Article Text
Abstract
Background The National Institute for Health and Care Excellence (NICE) guidelines in 2016 recommend tuberculin skin test (TST) at a 5 mm induration size cut-off for latent tuberculosis infection (LTBI) screening of adult close contacts of active tuberculosis (TB) cases. An alternative would be to use an interferon-gamma release assay (IGRA) which has a higher specificity, such as the QuantiFERON-TB Gold in Tube (QFT-GIT) or T-SPOT.TB (T-SPOT). We aimed to evaluate the cost-effectiveness of the screening and treatment of LTBI in adult close contacts with various combinations of these tests in a representative London cohort.
Methods Clinical data of adult close contacts of pulmonary TB cases who were recommended to receive TST and IGRA in a TB clinic in London between 2008 and 2010 were retrospectively reviewed.

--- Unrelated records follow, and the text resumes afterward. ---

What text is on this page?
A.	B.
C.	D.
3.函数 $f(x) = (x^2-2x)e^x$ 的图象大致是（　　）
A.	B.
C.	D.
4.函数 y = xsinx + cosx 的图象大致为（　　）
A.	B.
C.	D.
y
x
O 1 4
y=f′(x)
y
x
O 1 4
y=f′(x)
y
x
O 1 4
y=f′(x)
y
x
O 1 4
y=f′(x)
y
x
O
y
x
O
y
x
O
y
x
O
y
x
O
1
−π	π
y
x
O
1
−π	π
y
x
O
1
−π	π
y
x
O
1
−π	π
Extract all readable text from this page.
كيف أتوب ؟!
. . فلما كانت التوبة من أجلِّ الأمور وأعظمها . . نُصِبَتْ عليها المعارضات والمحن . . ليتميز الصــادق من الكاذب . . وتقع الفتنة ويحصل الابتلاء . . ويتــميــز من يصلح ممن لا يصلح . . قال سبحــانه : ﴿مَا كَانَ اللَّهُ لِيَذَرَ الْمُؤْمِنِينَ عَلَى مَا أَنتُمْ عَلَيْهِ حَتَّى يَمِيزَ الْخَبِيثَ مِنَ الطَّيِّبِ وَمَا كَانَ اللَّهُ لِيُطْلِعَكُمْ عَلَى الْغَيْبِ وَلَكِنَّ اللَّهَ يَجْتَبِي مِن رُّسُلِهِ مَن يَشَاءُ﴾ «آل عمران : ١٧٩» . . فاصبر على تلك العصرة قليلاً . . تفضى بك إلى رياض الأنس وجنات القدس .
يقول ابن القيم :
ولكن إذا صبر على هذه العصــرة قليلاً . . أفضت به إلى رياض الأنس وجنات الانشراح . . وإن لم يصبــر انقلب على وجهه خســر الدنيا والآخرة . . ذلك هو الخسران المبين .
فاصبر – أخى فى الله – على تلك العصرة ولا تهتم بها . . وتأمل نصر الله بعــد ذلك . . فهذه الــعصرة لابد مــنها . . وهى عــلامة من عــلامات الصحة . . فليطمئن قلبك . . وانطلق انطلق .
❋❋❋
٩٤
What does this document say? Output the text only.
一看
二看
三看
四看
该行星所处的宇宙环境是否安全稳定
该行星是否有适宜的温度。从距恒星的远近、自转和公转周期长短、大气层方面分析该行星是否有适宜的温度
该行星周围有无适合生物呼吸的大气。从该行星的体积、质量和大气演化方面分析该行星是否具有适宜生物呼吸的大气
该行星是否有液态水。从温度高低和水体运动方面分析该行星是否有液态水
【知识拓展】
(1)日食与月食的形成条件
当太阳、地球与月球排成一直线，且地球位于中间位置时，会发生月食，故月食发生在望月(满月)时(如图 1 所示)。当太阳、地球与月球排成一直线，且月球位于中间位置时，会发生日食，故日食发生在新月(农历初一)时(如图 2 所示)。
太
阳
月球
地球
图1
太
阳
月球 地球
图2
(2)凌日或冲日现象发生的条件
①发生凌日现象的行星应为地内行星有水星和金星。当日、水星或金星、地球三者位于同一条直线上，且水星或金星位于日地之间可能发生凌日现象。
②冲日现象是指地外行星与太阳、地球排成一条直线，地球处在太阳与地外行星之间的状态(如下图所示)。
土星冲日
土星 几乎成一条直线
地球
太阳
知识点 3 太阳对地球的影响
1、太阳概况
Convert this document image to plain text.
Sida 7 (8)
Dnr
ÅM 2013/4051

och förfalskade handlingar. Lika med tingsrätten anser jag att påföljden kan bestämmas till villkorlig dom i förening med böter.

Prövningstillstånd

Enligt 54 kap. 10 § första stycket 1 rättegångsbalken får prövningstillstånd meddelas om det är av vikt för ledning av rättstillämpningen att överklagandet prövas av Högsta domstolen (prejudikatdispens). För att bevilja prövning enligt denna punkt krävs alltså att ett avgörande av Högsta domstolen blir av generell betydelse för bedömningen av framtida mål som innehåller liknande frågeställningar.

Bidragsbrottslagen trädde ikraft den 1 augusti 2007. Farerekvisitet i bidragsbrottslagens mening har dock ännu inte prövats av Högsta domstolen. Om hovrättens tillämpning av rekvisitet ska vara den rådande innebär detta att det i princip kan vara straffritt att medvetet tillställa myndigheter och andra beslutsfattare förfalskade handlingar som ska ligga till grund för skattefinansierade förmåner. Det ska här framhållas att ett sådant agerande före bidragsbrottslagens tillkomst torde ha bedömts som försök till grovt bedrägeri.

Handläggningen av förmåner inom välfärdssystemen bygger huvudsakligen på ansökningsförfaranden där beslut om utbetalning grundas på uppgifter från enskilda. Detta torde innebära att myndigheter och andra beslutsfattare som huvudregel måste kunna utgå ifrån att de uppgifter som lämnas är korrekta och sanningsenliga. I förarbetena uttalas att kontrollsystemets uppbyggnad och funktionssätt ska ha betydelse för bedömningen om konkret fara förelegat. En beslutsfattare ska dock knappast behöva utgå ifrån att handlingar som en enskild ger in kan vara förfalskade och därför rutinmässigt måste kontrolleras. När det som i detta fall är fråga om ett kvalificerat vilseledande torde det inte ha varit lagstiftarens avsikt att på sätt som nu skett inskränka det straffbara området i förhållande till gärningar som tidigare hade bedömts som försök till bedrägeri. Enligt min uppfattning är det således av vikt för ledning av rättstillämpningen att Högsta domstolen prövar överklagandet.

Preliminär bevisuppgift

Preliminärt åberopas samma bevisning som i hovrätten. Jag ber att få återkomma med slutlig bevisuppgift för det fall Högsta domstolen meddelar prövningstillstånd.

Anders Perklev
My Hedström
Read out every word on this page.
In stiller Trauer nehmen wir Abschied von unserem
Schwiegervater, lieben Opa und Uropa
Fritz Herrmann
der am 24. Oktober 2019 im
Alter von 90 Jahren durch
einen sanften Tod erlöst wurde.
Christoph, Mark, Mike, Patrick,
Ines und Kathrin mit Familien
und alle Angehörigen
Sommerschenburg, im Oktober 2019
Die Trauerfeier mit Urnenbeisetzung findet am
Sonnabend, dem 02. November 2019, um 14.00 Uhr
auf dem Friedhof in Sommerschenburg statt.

A Markov decision analytic model, using an NHS perspective and lifetime horizon, was used to compare costs and quality-adjusted life-years (QALYs) associated with 7 screening strategies followed by chemoprophylaxis: TST alone, IGRA (QFT-GIT or T-SPOT) alone, TST positive followed by IGRA, and TST negative followed by IGRA. Future costs and QALYs were discounted at 3.5% per year.
Results 381 asymptomatic close contacts aged 18 to 65 years were included in this study. The mean age was 35.2 years and the majority (75.3%) were BCG vaccinated. In the base-case analysis, QFT-GIT was the most cost-effective strategy with £6876 per QALY gained, compared to TST positive followed by QFT-GIT strategy. QFT-GIT alone averted 1.6 TB cases per 1000 contacts compared to TST positive followed by QFT-GIT.
Conclusion Of the considered testing strategies, the QFT-GIT alone is preferable for LTBI screening in adult close contacts of pulmonary TB cases in London.